In short I’ve learned a lot but the production code won’t be changing in the near term. What I tried improving was one of the costliest client side queries (costly as in time). This query occurs right after a user logs in and a large data table containing users starts loading. After getting all the user objects to be displayed in the table the code then fetches three more links for each user to add additional resources like related comments, forms and so on.

I tried tailoring some of the server’s API (url) endpoints to be able to provide the needed table information in a single call. Initial results showed a dramatic speed increase but at that point I was already worried that I was introducing to many backend changes to the server and the data model in particular.

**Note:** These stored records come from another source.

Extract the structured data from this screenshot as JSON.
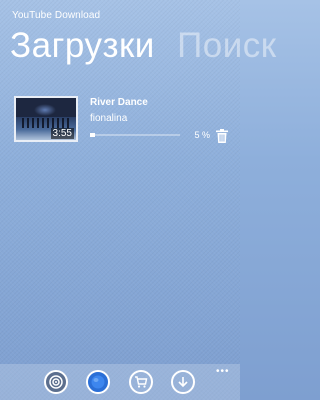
{
  "app": {
    "title": "YouTube Download"
  },
  "pivot": {
    "items": [
      "Загрузки",
      "Поиск"
    ]
  },
  "download": {
    "title": "River Dance",
    "author": "fionalina",
    "duration": "3:55",
    "progress_percent": 5,
    "progress_label": "5 %"
  },
  "appbar": {
    "buttons": [
      {
        "icon": "target-icon"
      },
      {
        "icon": "globe-icon"
      },
      {
        "icon": "cart-icon"
      },
      {
        "icon": "download-icon"
      }
    ],
    "more_label": "•••"
  },
  "colors": {
    "accent_button": "#2b6fd6",
    "background_top": "#a6c2e6",
    "background_bottom": "#7e9fd0"
  }
}
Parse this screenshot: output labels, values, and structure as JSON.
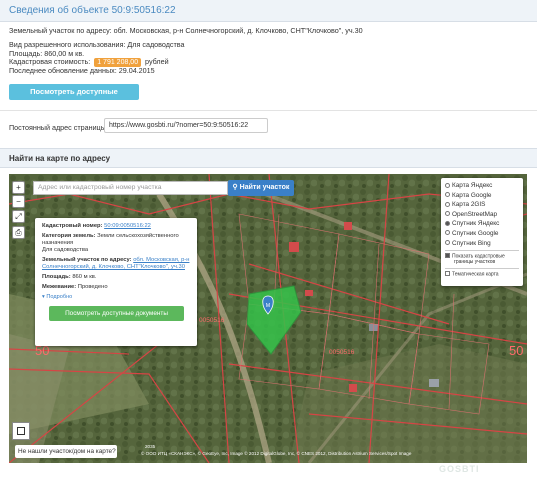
{
  "header": {
    "title": "Сведения об объекте 50:9:50516:22"
  },
  "info": {
    "address_label": "Земельный участок по адресу:",
    "address": "обл. Московская, р-н Солнечногорский, д. Клочково, СНТ\"Клочково\", уч.30",
    "use_label": "Вид разрешенного использования:",
    "use": "Для садоводства",
    "area_label": "Площадь:",
    "area": "860,00 м кв.",
    "cost_label": "Кадастровая стоимость:",
    "cost": "1 791 208,00",
    "cost_unit": "рублей",
    "updated_label": "Последнее обновление данных:",
    "updated": "29.04.2015",
    "docs_button": "Посмотреть доступные документы"
  },
  "permalink": {
    "label": "Постоянный адрес страницы:",
    "url": "https://www.gosbti.ru/?nomer=50:9:50516:22"
  },
  "map_section": {
    "title": "Найти на карте по адресу",
    "search_placeholder": "Адрес или кадастровый номер участка",
    "search_button": "Найти участок",
    "popup": {
      "cad_label": "Кадастровый номер:",
      "cad_value": "50:09:0050516:22",
      "category_label": "Категория земель:",
      "category_value": "Земли сельскохозяйственного назначения",
      "use_value": "Для садоводства",
      "address_label": "Земельный участок по адресу:",
      "address_value": "обл. Московская, р-н Солнечногорский, д. Клочково, СНТ\"Клочково\", уч.30",
      "area_label": "Площадь:",
      "area_value": "860 м кв.",
      "survey_label": "Межевание:",
      "survey_value": "Проведено",
      "more": "Подробно",
      "docs_button": "Посмотреть доступные документы"
    },
    "layers": {
      "options": [
        {
          "label": "Карта Яндекс",
          "selected": false
        },
        {
          "label": "Карта Google",
          "selected": false
        },
        {
          "label": "Карта 2GIS",
          "selected": false
        },
        {
          "label": "OpenStreetMap",
          "selected": false
        },
        {
          "label": "Спутник Яндекс",
          "selected": true
        },
        {
          "label": "Спутник Google",
          "selected": false
        },
        {
          "label": "Спутник Bing",
          "selected": false
        }
      ],
      "show_borders_1": "Показать кадастровые",
      "show_borders_2": "границы участков",
      "thematic": "Тематическая карта"
    },
    "map_labels": {
      "block_code_1": "0050516",
      "block_code_2": "0050516",
      "big_50_left": "50",
      "big_50_right": "50",
      "marker": "M"
    },
    "not_found": "Не нашли участок/дом на карте?",
    "copyright": "© ООО ИТЦ «СКАНЭКС», © GeoEye, Inc, Image © 2012 DigitalGlobe, Inc, © CNES 2012, Distribution Astrium Services/Spot Image",
    "scale_label": "2035"
  },
  "watermark": "GOSBTI"
}
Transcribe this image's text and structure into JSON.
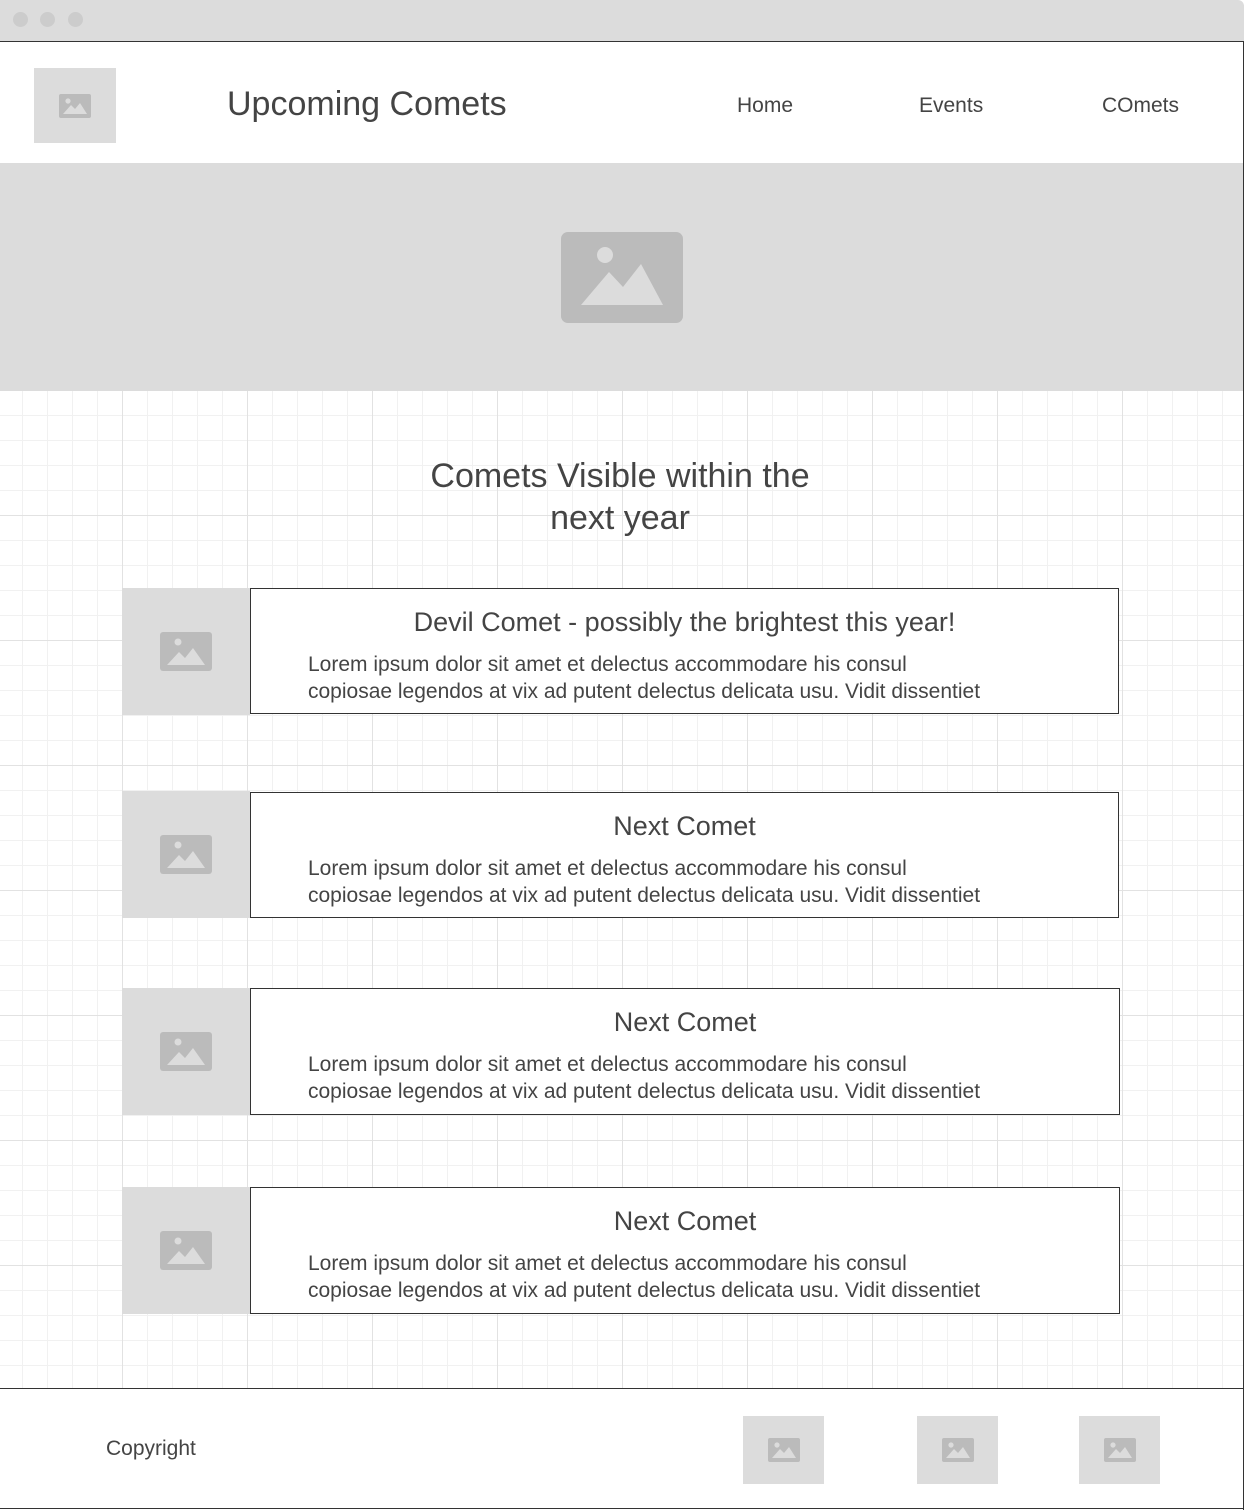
{
  "colors": {
    "placeholder_bg": "#dcdcdc",
    "placeholder_icon": "#bbbbbb",
    "text": "#444444",
    "border": "#333333"
  },
  "header": {
    "logo_icon": "image-placeholder-icon",
    "title": "Upcoming Comets",
    "nav": [
      {
        "label": "Home"
      },
      {
        "label": "Events"
      },
      {
        "label": "COmets"
      }
    ]
  },
  "hero": {
    "icon": "image-placeholder-icon"
  },
  "main": {
    "section_title_line1": "Comets Visible within the",
    "section_title_line2": "next year",
    "cards": [
      {
        "title": "Devil Comet - possibly the brightest this year!",
        "body_line1": "Lorem ipsum dolor sit amet et delectus accommodare his consul",
        "body_line2": "copiosae legendos at vix ad putent delectus delicata usu. Vidit dissentiet"
      },
      {
        "title": "Next Comet",
        "body_line1": "Lorem ipsum dolor sit amet et delectus accommodare his consul",
        "body_line2": "copiosae legendos at vix ad putent delectus delicata usu. Vidit dissentiet"
      },
      {
        "title": "Next Comet",
        "body_line1": "Lorem ipsum dolor sit amet et delectus accommodare his consul",
        "body_line2": "copiosae legendos at vix ad putent delectus delicata usu. Vidit dissentiet"
      },
      {
        "title": "Next Comet",
        "body_line1": "Lorem ipsum dolor sit amet et delectus accommodare his consul",
        "body_line2": "copiosae legendos at vix ad putent delectus delicata usu. Vidit dissentiet"
      }
    ]
  },
  "footer": {
    "copyright": "Copyright",
    "social_icons": [
      "image-placeholder-icon",
      "image-placeholder-icon",
      "image-placeholder-icon"
    ]
  }
}
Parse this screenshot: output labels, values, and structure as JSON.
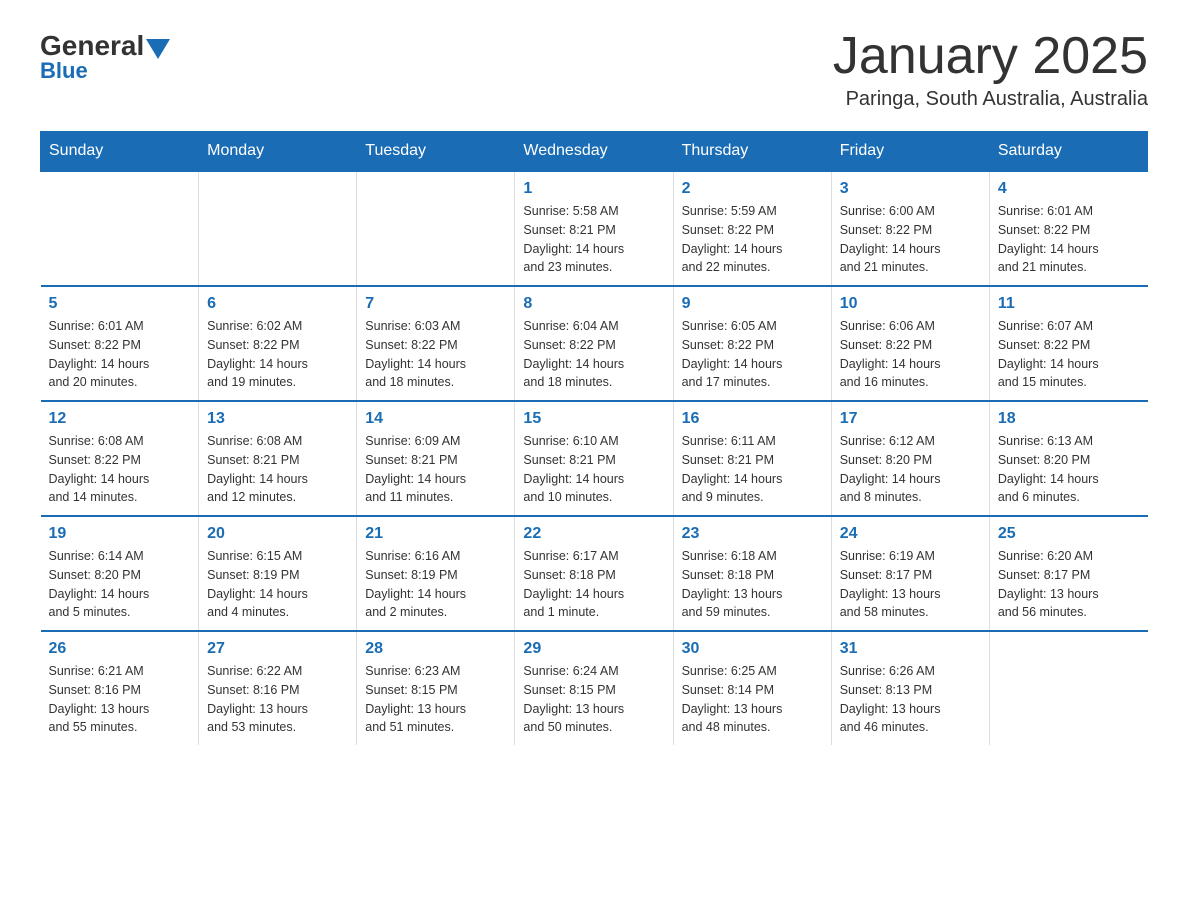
{
  "header": {
    "logo_general": "General",
    "logo_blue": "Blue",
    "month_title": "January 2025",
    "location": "Paringa, South Australia, Australia"
  },
  "days_of_week": [
    "Sunday",
    "Monday",
    "Tuesday",
    "Wednesday",
    "Thursday",
    "Friday",
    "Saturday"
  ],
  "weeks": [
    [
      {
        "day": "",
        "info": ""
      },
      {
        "day": "",
        "info": ""
      },
      {
        "day": "",
        "info": ""
      },
      {
        "day": "1",
        "info": "Sunrise: 5:58 AM\nSunset: 8:21 PM\nDaylight: 14 hours\nand 23 minutes."
      },
      {
        "day": "2",
        "info": "Sunrise: 5:59 AM\nSunset: 8:22 PM\nDaylight: 14 hours\nand 22 minutes."
      },
      {
        "day": "3",
        "info": "Sunrise: 6:00 AM\nSunset: 8:22 PM\nDaylight: 14 hours\nand 21 minutes."
      },
      {
        "day": "4",
        "info": "Sunrise: 6:01 AM\nSunset: 8:22 PM\nDaylight: 14 hours\nand 21 minutes."
      }
    ],
    [
      {
        "day": "5",
        "info": "Sunrise: 6:01 AM\nSunset: 8:22 PM\nDaylight: 14 hours\nand 20 minutes."
      },
      {
        "day": "6",
        "info": "Sunrise: 6:02 AM\nSunset: 8:22 PM\nDaylight: 14 hours\nand 19 minutes."
      },
      {
        "day": "7",
        "info": "Sunrise: 6:03 AM\nSunset: 8:22 PM\nDaylight: 14 hours\nand 18 minutes."
      },
      {
        "day": "8",
        "info": "Sunrise: 6:04 AM\nSunset: 8:22 PM\nDaylight: 14 hours\nand 18 minutes."
      },
      {
        "day": "9",
        "info": "Sunrise: 6:05 AM\nSunset: 8:22 PM\nDaylight: 14 hours\nand 17 minutes."
      },
      {
        "day": "10",
        "info": "Sunrise: 6:06 AM\nSunset: 8:22 PM\nDaylight: 14 hours\nand 16 minutes."
      },
      {
        "day": "11",
        "info": "Sunrise: 6:07 AM\nSunset: 8:22 PM\nDaylight: 14 hours\nand 15 minutes."
      }
    ],
    [
      {
        "day": "12",
        "info": "Sunrise: 6:08 AM\nSunset: 8:22 PM\nDaylight: 14 hours\nand 14 minutes."
      },
      {
        "day": "13",
        "info": "Sunrise: 6:08 AM\nSunset: 8:21 PM\nDaylight: 14 hours\nand 12 minutes."
      },
      {
        "day": "14",
        "info": "Sunrise: 6:09 AM\nSunset: 8:21 PM\nDaylight: 14 hours\nand 11 minutes."
      },
      {
        "day": "15",
        "info": "Sunrise: 6:10 AM\nSunset: 8:21 PM\nDaylight: 14 hours\nand 10 minutes."
      },
      {
        "day": "16",
        "info": "Sunrise: 6:11 AM\nSunset: 8:21 PM\nDaylight: 14 hours\nand 9 minutes."
      },
      {
        "day": "17",
        "info": "Sunrise: 6:12 AM\nSunset: 8:20 PM\nDaylight: 14 hours\nand 8 minutes."
      },
      {
        "day": "18",
        "info": "Sunrise: 6:13 AM\nSunset: 8:20 PM\nDaylight: 14 hours\nand 6 minutes."
      }
    ],
    [
      {
        "day": "19",
        "info": "Sunrise: 6:14 AM\nSunset: 8:20 PM\nDaylight: 14 hours\nand 5 minutes."
      },
      {
        "day": "20",
        "info": "Sunrise: 6:15 AM\nSunset: 8:19 PM\nDaylight: 14 hours\nand 4 minutes."
      },
      {
        "day": "21",
        "info": "Sunrise: 6:16 AM\nSunset: 8:19 PM\nDaylight: 14 hours\nand 2 minutes."
      },
      {
        "day": "22",
        "info": "Sunrise: 6:17 AM\nSunset: 8:18 PM\nDaylight: 14 hours\nand 1 minute."
      },
      {
        "day": "23",
        "info": "Sunrise: 6:18 AM\nSunset: 8:18 PM\nDaylight: 13 hours\nand 59 minutes."
      },
      {
        "day": "24",
        "info": "Sunrise: 6:19 AM\nSunset: 8:17 PM\nDaylight: 13 hours\nand 58 minutes."
      },
      {
        "day": "25",
        "info": "Sunrise: 6:20 AM\nSunset: 8:17 PM\nDaylight: 13 hours\nand 56 minutes."
      }
    ],
    [
      {
        "day": "26",
        "info": "Sunrise: 6:21 AM\nSunset: 8:16 PM\nDaylight: 13 hours\nand 55 minutes."
      },
      {
        "day": "27",
        "info": "Sunrise: 6:22 AM\nSunset: 8:16 PM\nDaylight: 13 hours\nand 53 minutes."
      },
      {
        "day": "28",
        "info": "Sunrise: 6:23 AM\nSunset: 8:15 PM\nDaylight: 13 hours\nand 51 minutes."
      },
      {
        "day": "29",
        "info": "Sunrise: 6:24 AM\nSunset: 8:15 PM\nDaylight: 13 hours\nand 50 minutes."
      },
      {
        "day": "30",
        "info": "Sunrise: 6:25 AM\nSunset: 8:14 PM\nDaylight: 13 hours\nand 48 minutes."
      },
      {
        "day": "31",
        "info": "Sunrise: 6:26 AM\nSunset: 8:13 PM\nDaylight: 13 hours\nand 46 minutes."
      },
      {
        "day": "",
        "info": ""
      }
    ]
  ]
}
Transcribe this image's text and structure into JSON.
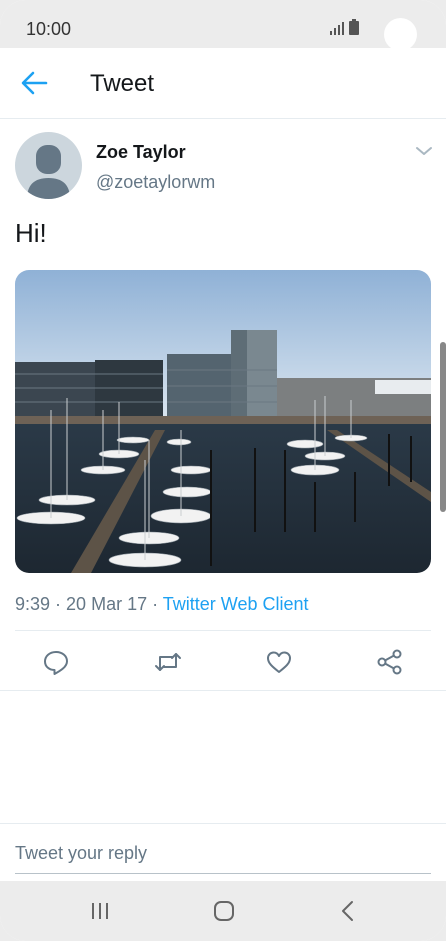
{
  "status": {
    "time": "10:00"
  },
  "header": {
    "title": "Tweet"
  },
  "tweet": {
    "author_name": "Zoe Taylor",
    "author_handle": "@zoetaylorwm",
    "text": "Hi!",
    "time": "9:39",
    "date": "20 Mar 17",
    "client": "Twitter Web Client",
    "separator": " · "
  },
  "reply": {
    "placeholder": "Tweet your reply"
  },
  "colors": {
    "accent": "#1da1f2",
    "text": "#14171a",
    "muted": "#657786"
  },
  "icons": [
    "back-arrow-icon",
    "chevron-down-icon",
    "reply-icon",
    "retweet-icon",
    "like-icon",
    "share-icon",
    "recents-icon",
    "home-icon",
    "nav-back-icon"
  ]
}
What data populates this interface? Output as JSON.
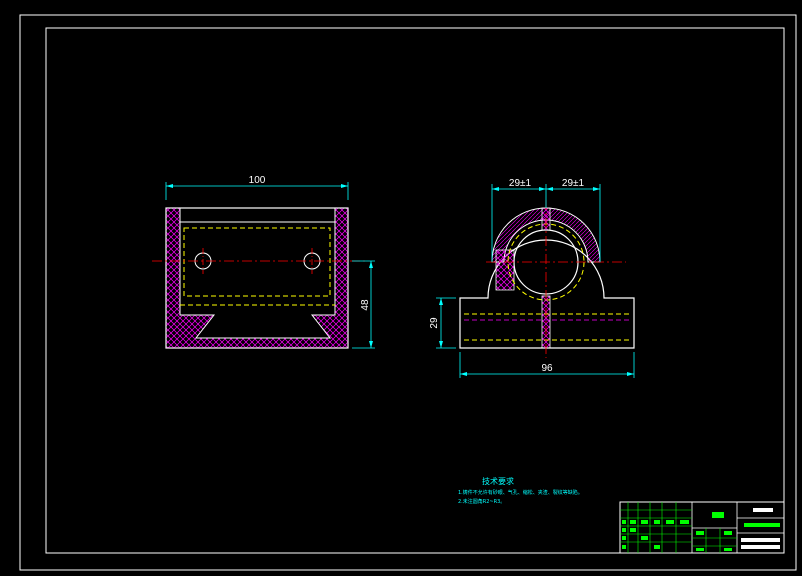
{
  "front_view": {
    "dim_width": "100",
    "dim_height": "48"
  },
  "side_view": {
    "dim_left_half": "29±1",
    "dim_right_half": "29±1",
    "dim_height": "29",
    "dim_base_width": "96"
  },
  "technical_requirements": {
    "title": "技术要求",
    "notes": [
      "1.铸件不允许有砂眼、气孔、缩松、夹渣、裂纹等缺陷。",
      "2.未注圆角R2~R3。"
    ]
  },
  "colors": {
    "frame": "#ffffff",
    "outline": "#ffffff",
    "center_line": "#ff0000",
    "hidden_line": "#ffff00",
    "hatch": "#ff00ff",
    "dimension": "#00ffff",
    "title_block": "#00ff00"
  }
}
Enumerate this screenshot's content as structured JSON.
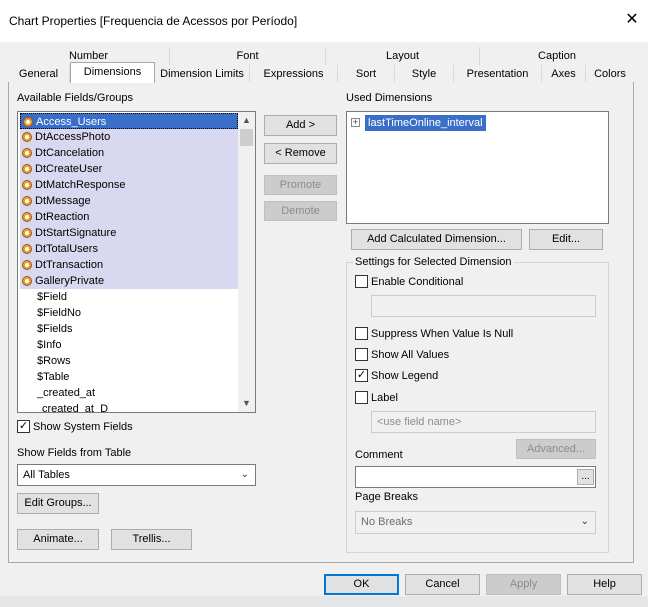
{
  "window": {
    "title": "Chart Properties [Frequencia de Acessos por Período]",
    "close_glyph": "✕"
  },
  "tabs_back": [
    "Number",
    "Font",
    "Layout",
    "Caption"
  ],
  "tabs_front": [
    "General",
    "Dimensions",
    "Dimension Limits",
    "Expressions",
    "Sort",
    "Style",
    "Presentation",
    "Axes",
    "Colors"
  ],
  "active_tab": "Dimensions",
  "available": {
    "label": "Available Fields/Groups",
    "items": [
      "Access_Users",
      "DtAccessPhoto",
      "DtCancelation",
      "DtCreateUser",
      "DtMatchResponse",
      "DtMessage",
      "DtReaction",
      "DtStartSignature",
      "DtTotalUsers",
      "DtTransaction",
      "GalleryPrivate",
      "$Field",
      "$FieldNo",
      "$Fields",
      "$Info",
      "$Rows",
      "$Table",
      "_created_at",
      "created_at_D"
    ],
    "scroll_up": "▲",
    "scroll_down": "▼"
  },
  "buttons": {
    "add": "Add >",
    "remove": "< Remove",
    "promote": "Promote",
    "demote": "Demote",
    "add_calc": "Add Calculated Dimension...",
    "edit": "Edit...",
    "advanced": "Advanced...",
    "ellipsis": "...",
    "edit_groups": "Edit Groups...",
    "animate": "Animate...",
    "trellis": "Trellis...",
    "ok": "OK",
    "cancel": "Cancel",
    "apply": "Apply",
    "help": "Help"
  },
  "used": {
    "label": "Used Dimensions",
    "items": [
      "lastTimeOnline_interval"
    ],
    "expander": "+"
  },
  "show_system_fields": {
    "label": "Show System Fields",
    "checked": true
  },
  "show_fields_from": {
    "label": "Show Fields from Table",
    "value": "All Tables"
  },
  "settings": {
    "legend": "Settings for Selected Dimension",
    "enable_conditional": "Enable Conditional",
    "suppress_null": "Suppress When Value Is Null",
    "show_all_values": "Show All Values",
    "show_legend": "Show Legend",
    "label": "Label",
    "label_placeholder": "<use field name>",
    "comment": "Comment",
    "page_breaks": "Page Breaks",
    "page_breaks_value": "No Breaks",
    "check_mark": "✓"
  },
  "icons": [
    "field-icon",
    "close-icon",
    "chevron-down-icon",
    "expander-icon",
    "scroll-up-icon",
    "scroll-down-icon"
  ]
}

I was also surprised by the amount of coding needed in the client code to accommodate the new ways of fetching data for the tables all the while preserving the previous way of fetching data for the other web pages. The client code changes were quickly getting hard to reason about. By now the development process had devolved into a twisted ping pong dance where I was jumping back and forth between the code bases performing poke and hope programming before recompiling and browser refreshing to see if/how things were holding up. So, I concluded I had learnt a lesson and called it quits. I stopped and committed my changes to my experimental git branches before leaving them be for now.

Tailored (fast loading but accidentally complex) vs general (slow loading yet easy to reason about). Can it be fast and simple?

Tailoring a server API to a single client(-side application) can work but it can also make it harder for any additional clients that want to talk to the server and need the data to be different from what the other client(s) is already getting. I imagine it can quickly become a nightmare where two or more frontend application teams are arguing with a backend server team about which API endpoints to expose and the manner in which to expose them.

Thankfully there have been some progress in this problem space. As it often goes developers have tried making their lives easier by building tools to help create stable API’s which can meet the needs of a diverse application ecosystem. Solutions include hypermedia standards such as HATEOAS and JSON+HAL. Furthermore we have Facebook’s Relay and Netflix’s Falcor both of which try to let client side applications be more in control of what data they want to be getting from the server. The benefit of this is not having to tailor the server to any client in particular beyond configuring it to be Relay or Falcor capable. Alternatively, one might might consider moving the data into the client as PouchDB does through clever syncing. However, storing data client-side is not an option for sensitive user data.

In the end I’ve chosen not to change that lumbering project. At least for now. If/when users start complaining about any slowness we’ll look into paginating the table data. For this project I consider that to be the least intrusive optimization. Nevertheless, for new projects I would absolutely consider the technologies mentioned above.